なかでも信也君の映像感覚はすごくて、映像が見えるような脚本を書いていたし、撮影になるとあたかも作る絵が先に見えているように指示することができた。普通の人間では考えつかないアングルからの撮影など何度も私たちを驚かせた。部員たちの結束も強く、顧問であった私がいうのも何だが、みんなで見事な作品を仕上げてコンクールに出品し優勝したのだ。
コンクールが終わって信也くんは大学を芸術学部にするか迷ってなんども私に相談にきたが、結局、両親のことを考えて国立の経済学部に進学した。さくらさんのおかあさんは一年後輩であったが、やはり映画とは関係のない短大の英文科に進学した。
私も映研の優勝の翌年に丸岡南高校に転勤となり、そこでは演劇部の顧問に戻り、丸岡南高校を最後に定年を迎えた、定年後は自分の劇団を作り、そちらで20年活動してきた。

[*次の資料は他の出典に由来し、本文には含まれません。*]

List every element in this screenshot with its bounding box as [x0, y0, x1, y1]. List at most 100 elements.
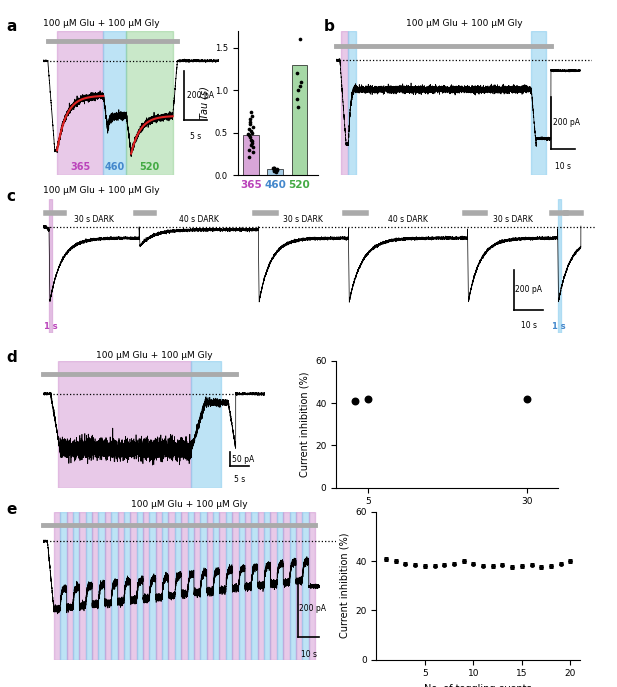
Point: [273, 164, 283, 174]
Point: [295, 34, 305, 45]
X-axis label: No. of toggling events: No. of toggling events: [424, 684, 532, 687]
Point: [246, 116, 255, 127]
Text: 200 pA: 200 pA: [299, 605, 326, 613]
Text: 1 s: 1 s: [44, 322, 57, 331]
Bar: [136, 512, 143, 660]
Bar: [277, 512, 283, 660]
Text: 30 s DARK: 30 s DARK: [492, 216, 532, 225]
Text: e: e: [6, 502, 17, 517]
Point: [522, 393, 532, 404]
Point: [268, 162, 278, 173]
Bar: [105, 512, 111, 660]
Point: [244, 129, 254, 140]
Point: [246, 126, 255, 137]
Point: [363, 393, 373, 404]
Bar: [175, 512, 181, 660]
Bar: [111, 512, 117, 660]
Point: [269, 165, 279, 176]
Bar: [243, 135, 259, 175]
Bar: [220, 512, 226, 660]
Point: [245, 131, 255, 142]
Text: 5 s: 5 s: [190, 133, 202, 142]
Bar: [49, 199, 52, 333]
Y-axis label: Tau (s): Tau (s): [199, 87, 209, 120]
Bar: [181, 512, 188, 660]
Point: [270, 163, 280, 174]
Bar: [264, 512, 270, 660]
Text: 365: 365: [70, 162, 90, 172]
Bar: [270, 512, 277, 660]
X-axis label: UV duration (s): UV duration (s): [410, 512, 484, 522]
Text: 100 μM Glu + 100 μM Gly: 100 μM Glu + 100 μM Gly: [406, 19, 523, 28]
Bar: [73, 512, 80, 660]
Text: 50 pA: 50 pA: [232, 455, 254, 464]
Bar: [302, 512, 308, 660]
Point: [244, 144, 254, 155]
Text: d: d: [6, 350, 17, 365]
Bar: [168, 512, 175, 660]
Bar: [289, 512, 296, 660]
Bar: [130, 512, 136, 660]
Point: [244, 151, 254, 162]
Point: [268, 163, 278, 174]
Text: 200 pA: 200 pA: [553, 118, 581, 127]
Bar: [245, 512, 251, 660]
Bar: [292, 65, 307, 175]
Bar: [558, 199, 560, 333]
Text: 5 s: 5 s: [234, 475, 245, 484]
Bar: [251, 512, 258, 660]
Y-axis label: Current inhibition (%): Current inhibition (%): [299, 372, 310, 477]
Bar: [201, 512, 207, 660]
Bar: [58, 361, 191, 488]
Point: [248, 147, 258, 158]
Bar: [80, 512, 86, 660]
Bar: [531, 31, 546, 175]
Point: [293, 102, 303, 113]
Bar: [191, 361, 221, 488]
Bar: [207, 512, 213, 660]
Bar: [308, 512, 315, 660]
Point: [247, 137, 257, 148]
Y-axis label: Current inhibition (%): Current inhibition (%): [339, 533, 350, 638]
Point: [350, 396, 360, 407]
Bar: [258, 512, 264, 660]
Bar: [239, 512, 245, 660]
Bar: [54, 512, 60, 660]
Point: [247, 127, 257, 138]
Bar: [162, 512, 168, 660]
Point: [246, 134, 256, 145]
Bar: [155, 512, 162, 660]
Bar: [232, 512, 239, 660]
Bar: [86, 512, 92, 660]
Text: 200 pA: 200 pA: [186, 91, 213, 100]
Text: 40 s DARK: 40 s DARK: [179, 216, 218, 225]
Text: 40 s DARK: 40 s DARK: [388, 216, 428, 225]
Bar: [213, 512, 220, 660]
Bar: [267, 169, 283, 175]
Bar: [60, 512, 67, 660]
Point: [273, 165, 283, 176]
Point: [247, 111, 257, 122]
Point: [269, 164, 279, 174]
Text: 30 s DARK: 30 s DARK: [283, 216, 323, 225]
Bar: [92, 512, 98, 660]
Bar: [341, 31, 349, 175]
Bar: [194, 512, 201, 660]
Text: 100 μM Glu + 100 μM Gly: 100 μM Glu + 100 μM Gly: [43, 185, 160, 195]
Bar: [188, 512, 194, 660]
Point: [248, 122, 258, 133]
Bar: [98, 512, 105, 660]
Bar: [117, 512, 124, 660]
Text: 1 s: 1 s: [552, 322, 566, 331]
Point: [246, 106, 256, 117]
Point: [292, 93, 302, 104]
Bar: [149, 512, 155, 660]
Text: b: b: [324, 19, 335, 34]
Point: [296, 80, 305, 91]
Text: 10 s: 10 s: [521, 322, 537, 330]
Bar: [57, 31, 103, 175]
Point: [244, 130, 254, 141]
Bar: [283, 512, 289, 660]
Text: 100 μM Glu + 100 μM Gly: 100 μM Glu + 100 μM Gly: [43, 19, 160, 28]
Bar: [103, 31, 126, 175]
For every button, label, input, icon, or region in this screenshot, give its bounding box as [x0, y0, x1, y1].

卒業生たちとはしばらく年賀状をやりとりするだけであったが、私が劇団をやりはじめてからは公演を見に来てくれるようになり、部員が自然と集まるようになった。
信也君は卒業後、やがて商社に就職し、結婚。蒼也君が生まれた。ゆりさんは、短大を卒業して信用金庫に就職。もともと演じることも好きだったので私の劇団に入った。
信也君は商社に入り忙しく世界中を飛び回っていたので顔を出すこともなかったが、日本経済がバブルに浮かれているときに商社のやり方に疑問を持ち、悩みぬいて私のところに相談にきた。何回か話すうちに、昔の映画のことを思い出したのか、
商社をやめて森林伐採のひどいやり方を告発するドキュメンタリー映画を作りたいといってきた。かなり悩んでいる様子だったが映画の話になると別人のように輝いていた。
その時に熱心に話を聞いていたのがゆりさんだった。映画にする話はとんとん拍子に進み、信也君も元気を取り戻していった.....。